Is the lawmakers’ priority the physical health of its citizens, or the financial health of the tobacco industry?
oliticians debating a new tobacco bill might want to look at the way the addictive is marketed. Indonesia is one of only eight countries that’s neither a signatory nor a party to the World Health Organization’s Framework Convention on Tobacco Control. That puts the republic way offside with the 180 states that ban or limit advertisements promoting smoking, and prompts this question for legislators:
Is the lawmakers’ priority the physical health of its citizens, or the financial health of the tobacco industry?
Big advertisements in public places linking a deadly product with good times and sexual prowess sounds like debauched Europe, degenerate Australia or too-liberal America — but surely not in upright, uptight Indonesia? Yet that’s happening.

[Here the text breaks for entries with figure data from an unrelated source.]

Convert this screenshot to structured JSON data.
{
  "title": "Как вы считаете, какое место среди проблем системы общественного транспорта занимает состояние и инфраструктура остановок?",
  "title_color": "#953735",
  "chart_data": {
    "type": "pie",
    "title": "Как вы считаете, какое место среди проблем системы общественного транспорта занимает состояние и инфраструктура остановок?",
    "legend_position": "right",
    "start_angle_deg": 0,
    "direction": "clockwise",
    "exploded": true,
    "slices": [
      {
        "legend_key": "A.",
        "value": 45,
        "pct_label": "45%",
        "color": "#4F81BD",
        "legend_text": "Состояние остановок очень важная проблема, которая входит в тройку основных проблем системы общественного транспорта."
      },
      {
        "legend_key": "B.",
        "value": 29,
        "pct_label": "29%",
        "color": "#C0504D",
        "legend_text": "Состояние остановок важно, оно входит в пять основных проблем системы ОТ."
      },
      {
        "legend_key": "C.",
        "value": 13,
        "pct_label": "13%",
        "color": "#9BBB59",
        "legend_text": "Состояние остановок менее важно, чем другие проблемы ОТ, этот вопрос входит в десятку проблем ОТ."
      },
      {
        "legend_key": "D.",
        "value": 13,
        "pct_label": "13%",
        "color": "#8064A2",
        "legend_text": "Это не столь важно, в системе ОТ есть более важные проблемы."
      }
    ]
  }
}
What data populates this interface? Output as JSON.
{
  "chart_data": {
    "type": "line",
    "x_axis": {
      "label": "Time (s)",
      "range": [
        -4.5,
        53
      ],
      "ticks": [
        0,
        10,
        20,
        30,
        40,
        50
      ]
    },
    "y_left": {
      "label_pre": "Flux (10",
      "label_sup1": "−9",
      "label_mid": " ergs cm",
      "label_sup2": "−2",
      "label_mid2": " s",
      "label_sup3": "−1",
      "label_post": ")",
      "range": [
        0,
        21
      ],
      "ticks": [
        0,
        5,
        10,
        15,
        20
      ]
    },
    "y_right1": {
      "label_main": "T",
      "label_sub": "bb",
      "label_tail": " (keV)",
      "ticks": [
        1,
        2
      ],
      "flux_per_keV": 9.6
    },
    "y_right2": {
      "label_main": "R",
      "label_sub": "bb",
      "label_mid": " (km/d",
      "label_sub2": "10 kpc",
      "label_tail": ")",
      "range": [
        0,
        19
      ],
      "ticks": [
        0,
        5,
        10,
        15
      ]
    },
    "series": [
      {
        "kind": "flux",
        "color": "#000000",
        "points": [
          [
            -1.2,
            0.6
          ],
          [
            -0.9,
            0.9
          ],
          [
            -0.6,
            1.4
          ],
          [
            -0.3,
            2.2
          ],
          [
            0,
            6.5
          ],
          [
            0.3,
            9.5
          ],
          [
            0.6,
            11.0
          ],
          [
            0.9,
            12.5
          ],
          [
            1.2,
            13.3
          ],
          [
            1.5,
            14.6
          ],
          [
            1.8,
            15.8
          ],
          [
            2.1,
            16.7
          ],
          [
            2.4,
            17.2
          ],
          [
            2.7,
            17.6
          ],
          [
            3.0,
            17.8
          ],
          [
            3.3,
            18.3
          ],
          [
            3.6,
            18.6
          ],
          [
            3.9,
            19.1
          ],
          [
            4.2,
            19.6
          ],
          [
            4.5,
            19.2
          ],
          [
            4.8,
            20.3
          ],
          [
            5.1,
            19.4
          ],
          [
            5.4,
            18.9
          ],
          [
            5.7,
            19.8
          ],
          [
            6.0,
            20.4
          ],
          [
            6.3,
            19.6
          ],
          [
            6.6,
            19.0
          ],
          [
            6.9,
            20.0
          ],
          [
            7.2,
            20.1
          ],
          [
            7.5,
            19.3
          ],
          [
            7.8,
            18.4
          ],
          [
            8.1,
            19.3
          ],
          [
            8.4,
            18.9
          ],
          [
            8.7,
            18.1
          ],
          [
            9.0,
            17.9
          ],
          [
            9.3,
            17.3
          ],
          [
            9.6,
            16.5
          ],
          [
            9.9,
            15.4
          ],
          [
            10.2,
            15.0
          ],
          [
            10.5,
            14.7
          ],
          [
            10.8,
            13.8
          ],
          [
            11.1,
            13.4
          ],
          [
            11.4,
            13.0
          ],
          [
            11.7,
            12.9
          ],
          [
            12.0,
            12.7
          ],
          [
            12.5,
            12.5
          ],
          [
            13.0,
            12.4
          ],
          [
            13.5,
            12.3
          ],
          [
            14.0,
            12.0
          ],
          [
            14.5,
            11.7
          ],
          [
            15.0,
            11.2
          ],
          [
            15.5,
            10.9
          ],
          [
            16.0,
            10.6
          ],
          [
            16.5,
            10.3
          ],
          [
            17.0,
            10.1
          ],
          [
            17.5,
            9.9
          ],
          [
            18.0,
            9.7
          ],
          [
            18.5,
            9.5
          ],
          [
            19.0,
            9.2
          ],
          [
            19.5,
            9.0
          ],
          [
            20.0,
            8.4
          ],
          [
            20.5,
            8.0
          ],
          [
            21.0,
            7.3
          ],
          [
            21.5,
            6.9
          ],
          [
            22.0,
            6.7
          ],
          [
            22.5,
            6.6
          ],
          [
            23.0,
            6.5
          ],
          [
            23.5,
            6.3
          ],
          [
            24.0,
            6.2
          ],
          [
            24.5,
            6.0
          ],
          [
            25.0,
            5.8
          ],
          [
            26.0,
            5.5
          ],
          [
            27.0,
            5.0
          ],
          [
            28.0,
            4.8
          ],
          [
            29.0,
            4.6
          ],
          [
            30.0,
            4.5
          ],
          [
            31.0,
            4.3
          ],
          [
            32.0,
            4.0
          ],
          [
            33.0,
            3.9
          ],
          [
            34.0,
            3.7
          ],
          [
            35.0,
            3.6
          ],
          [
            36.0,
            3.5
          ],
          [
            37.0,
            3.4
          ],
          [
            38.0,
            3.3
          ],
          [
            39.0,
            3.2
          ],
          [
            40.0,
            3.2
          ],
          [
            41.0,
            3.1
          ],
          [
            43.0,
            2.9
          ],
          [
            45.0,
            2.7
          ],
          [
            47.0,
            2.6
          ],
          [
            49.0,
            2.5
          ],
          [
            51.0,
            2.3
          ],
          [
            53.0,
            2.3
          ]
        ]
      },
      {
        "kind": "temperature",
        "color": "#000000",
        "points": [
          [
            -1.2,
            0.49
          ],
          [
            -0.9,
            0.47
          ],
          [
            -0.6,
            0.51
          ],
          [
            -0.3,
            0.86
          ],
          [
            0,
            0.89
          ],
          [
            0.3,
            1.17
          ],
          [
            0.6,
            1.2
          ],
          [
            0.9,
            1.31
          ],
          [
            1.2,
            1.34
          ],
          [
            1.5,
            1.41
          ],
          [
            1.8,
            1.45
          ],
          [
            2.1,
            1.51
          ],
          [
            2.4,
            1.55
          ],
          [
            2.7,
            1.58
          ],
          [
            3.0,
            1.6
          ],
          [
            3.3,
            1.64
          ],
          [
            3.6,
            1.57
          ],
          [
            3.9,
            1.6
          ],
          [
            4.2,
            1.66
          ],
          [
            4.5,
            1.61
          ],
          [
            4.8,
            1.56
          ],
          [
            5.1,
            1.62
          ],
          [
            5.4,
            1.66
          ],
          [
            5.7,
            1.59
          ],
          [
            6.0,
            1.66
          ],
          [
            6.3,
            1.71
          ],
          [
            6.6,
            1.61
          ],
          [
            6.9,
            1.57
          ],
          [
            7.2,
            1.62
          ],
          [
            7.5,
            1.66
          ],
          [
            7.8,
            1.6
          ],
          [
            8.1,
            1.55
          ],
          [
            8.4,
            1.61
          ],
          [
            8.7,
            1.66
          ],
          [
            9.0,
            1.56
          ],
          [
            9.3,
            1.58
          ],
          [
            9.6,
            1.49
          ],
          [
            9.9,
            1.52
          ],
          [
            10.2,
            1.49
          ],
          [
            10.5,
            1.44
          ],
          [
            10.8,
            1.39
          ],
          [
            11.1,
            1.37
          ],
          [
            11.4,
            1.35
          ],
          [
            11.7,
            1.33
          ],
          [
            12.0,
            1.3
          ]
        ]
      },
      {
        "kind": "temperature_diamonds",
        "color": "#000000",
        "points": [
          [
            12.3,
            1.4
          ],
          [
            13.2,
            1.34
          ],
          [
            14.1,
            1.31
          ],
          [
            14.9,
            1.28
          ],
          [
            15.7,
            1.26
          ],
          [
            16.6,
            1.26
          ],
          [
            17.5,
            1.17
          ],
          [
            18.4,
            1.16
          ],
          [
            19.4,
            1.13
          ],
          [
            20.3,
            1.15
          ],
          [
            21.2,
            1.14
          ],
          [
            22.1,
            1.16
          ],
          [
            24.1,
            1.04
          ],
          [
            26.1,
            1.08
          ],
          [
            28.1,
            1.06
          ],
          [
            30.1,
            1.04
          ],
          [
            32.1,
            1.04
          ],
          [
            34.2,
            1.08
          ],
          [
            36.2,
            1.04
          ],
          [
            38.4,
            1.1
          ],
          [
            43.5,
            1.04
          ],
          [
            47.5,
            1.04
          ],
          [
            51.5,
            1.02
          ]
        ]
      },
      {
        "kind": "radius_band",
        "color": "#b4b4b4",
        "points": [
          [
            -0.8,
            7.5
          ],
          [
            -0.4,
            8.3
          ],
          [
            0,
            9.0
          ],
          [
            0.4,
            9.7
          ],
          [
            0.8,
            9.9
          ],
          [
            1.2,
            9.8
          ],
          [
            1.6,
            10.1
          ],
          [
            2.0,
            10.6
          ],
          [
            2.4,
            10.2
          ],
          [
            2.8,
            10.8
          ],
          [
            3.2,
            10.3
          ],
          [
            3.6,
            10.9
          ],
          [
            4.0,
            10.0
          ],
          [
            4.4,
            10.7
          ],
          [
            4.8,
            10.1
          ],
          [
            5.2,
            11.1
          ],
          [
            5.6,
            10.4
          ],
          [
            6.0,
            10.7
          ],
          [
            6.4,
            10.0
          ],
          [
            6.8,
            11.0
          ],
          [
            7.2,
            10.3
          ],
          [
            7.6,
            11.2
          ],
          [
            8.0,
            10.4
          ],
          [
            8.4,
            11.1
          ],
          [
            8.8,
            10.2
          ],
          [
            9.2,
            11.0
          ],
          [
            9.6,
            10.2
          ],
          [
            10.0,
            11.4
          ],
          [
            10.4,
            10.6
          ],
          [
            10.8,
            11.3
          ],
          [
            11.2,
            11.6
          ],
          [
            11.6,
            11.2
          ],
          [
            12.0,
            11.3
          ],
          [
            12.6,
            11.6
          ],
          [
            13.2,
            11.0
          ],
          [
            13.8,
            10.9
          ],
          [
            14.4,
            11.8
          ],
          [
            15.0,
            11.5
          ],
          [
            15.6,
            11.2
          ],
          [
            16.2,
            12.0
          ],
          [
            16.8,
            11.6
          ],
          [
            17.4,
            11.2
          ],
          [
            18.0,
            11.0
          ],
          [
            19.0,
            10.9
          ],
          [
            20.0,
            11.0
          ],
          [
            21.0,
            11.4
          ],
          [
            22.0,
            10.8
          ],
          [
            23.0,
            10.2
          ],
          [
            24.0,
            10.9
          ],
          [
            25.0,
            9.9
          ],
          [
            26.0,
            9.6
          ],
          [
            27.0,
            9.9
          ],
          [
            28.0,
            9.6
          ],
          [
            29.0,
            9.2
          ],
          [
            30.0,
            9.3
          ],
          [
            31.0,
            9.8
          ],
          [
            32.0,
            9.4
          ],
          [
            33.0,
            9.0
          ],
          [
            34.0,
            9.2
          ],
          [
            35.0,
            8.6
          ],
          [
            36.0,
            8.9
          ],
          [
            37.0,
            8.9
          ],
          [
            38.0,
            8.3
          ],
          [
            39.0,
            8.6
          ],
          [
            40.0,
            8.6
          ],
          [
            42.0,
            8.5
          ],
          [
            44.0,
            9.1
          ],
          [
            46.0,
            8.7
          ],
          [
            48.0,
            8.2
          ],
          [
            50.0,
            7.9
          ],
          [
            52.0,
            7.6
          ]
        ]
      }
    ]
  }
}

Exposure of a workshop producing drugs to corrode young bodies would provide a feast month for the media. There would be leaks to TV stations of raids, lurid details in tabloids pushing the limits of taste and manufactured outrage.
The sleaze-masters involved in marketing by shooting the pix, hiring the models, writing the scripts, printing and distribution would be publicly hounded before being convicted.
Yet suggestive smut is on display right now and few seem concerned. Transgressors have no fear of sudden bursts of Kopassus AK-47 fire; prisoners will not gulp cleaning fluid to avoid interrogation.
Instead the guilty continue to work in high-rise comfort, enjoy top salaries and get home early to their kids, for these people are nicotine promoters — a protected species in Indonesia: The untouchables’ job is to boost Big Tobacco and ramp sales by devising ways to get citizens hooked.